Пришлось снова надеть калошу.
У меня мрачное прошлое. В пятом классе гимназии я имел тройку за поведение за то, что явился на бал в женскую гимназию с голубой хризантемой в петлице отцовского смокинга. Это было в Пензе.
Легкий ночной морозец садился на щеки, кусал уши и щекотал перышком в ноздрях.
Я извлек из мусорного ящика шапку и нежно погладил красивого седого камчатского зверя.
Ветер трепыхал фрачную накидку на черной ворчливой птице, ерошил мои волосы и сметал в кучу звезды. Плеяды лежали золотой горкой.
На рукаве шубы сверкало несколько серебряных искорок селедочной чешуи. Я соскоблил их, застегнулся на все пуговицы и поднял воротник. «Повесившись, надо мотаться, а оторвавшись, кататься!» – сказал я самому себе и, упрятав руки в карманы, стал сходить вниз почти с легким и веселым сердцем.
В Коллегии Продовольственного Отдела Московского Совета заслушан доклад доктора Воскресенского о результатах опытов по выпечке хлеба из гнилого картофеля.
Вон на той полочке стоит моя любимая чашка. Я пью из нее кофе с наслаждением. Ее вместимость три четверти стакана. Ровно столько, сколько требует мой желудок в десять часов утра.
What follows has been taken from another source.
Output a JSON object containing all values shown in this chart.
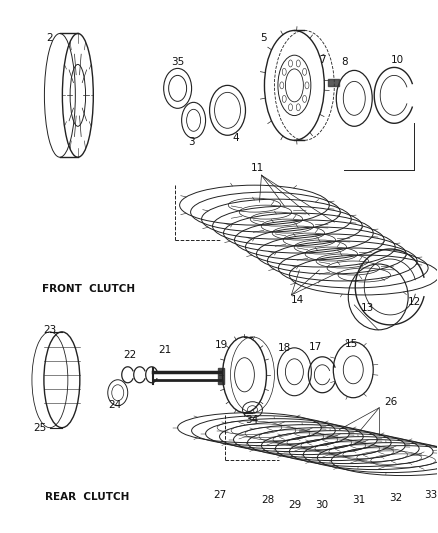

Кроме того, меня радует мягкая яйцеобразная форма чашки и расцветка фарфора. Удивительные тона! Я вижу блягиль, медянку, ярь и бокан виницейский.
Мне приятно держать эту чашку в руках, касаться губами ее позолоченных краев. Какие пропорции! Было бы преступлением увеличить или уменьшить толстоту фарфора на листик папиросной бумаги.
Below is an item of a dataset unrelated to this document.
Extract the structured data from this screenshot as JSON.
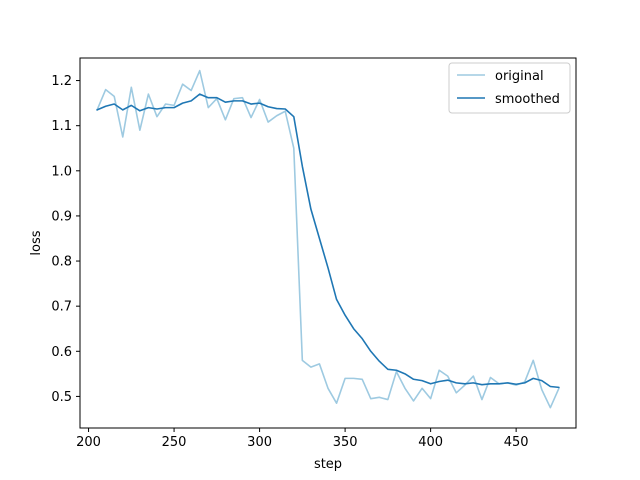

Конечно, я пью кофе иногда и из других чашек. Даже из стакана. Если меня водворят в тюрьму как «прихвостня буржуазии», я буду цедить жиденькую передачу из вонючей, чищенной кирпичом, жестяной кружки.
Точно так же, если бы Ольга уехала от меня на три или четыре месяца, я бы, наверно, пришел в кровать к Марфуше.
Но разве это меняет дело по существу? Разве перестает чашка быть для меня единственной в мире?
Теперь вот о чем. Моя бабка была из строгой староверческой семьи. Я наследовал от нее брезгливость, высохший нос с горбинкой и долговатое лицо, будто свернутое в трубочку.
Мне не очень приятно, когда в мою чашку наливают кофе для кого-нибудь из наших гостей. Но все же я не швырну ее – единственную в мире – после того об пол, как швырнула бы моя рассвирепевшая бабка. Она научилась читать по слогам в шестьдесят три года, а я в три с половиной.
В какой-то мере я должен признавать мочалку и мыло.
Не правда ли?
А что касается Ольги, то ведь она, я говорю о том вечере, исполнила мою просьбу. Она приняла ванну.
В Черни Тульской губернии местный Совет постановил организовать «Фонд хлеба всемирной пролетарской революции».
– Ольга, четверть часа тому назад сюда звонил по телефону ваш любовник…
Она сняла шляпу и стала расчесывать волосы большим черепаховым гребнем.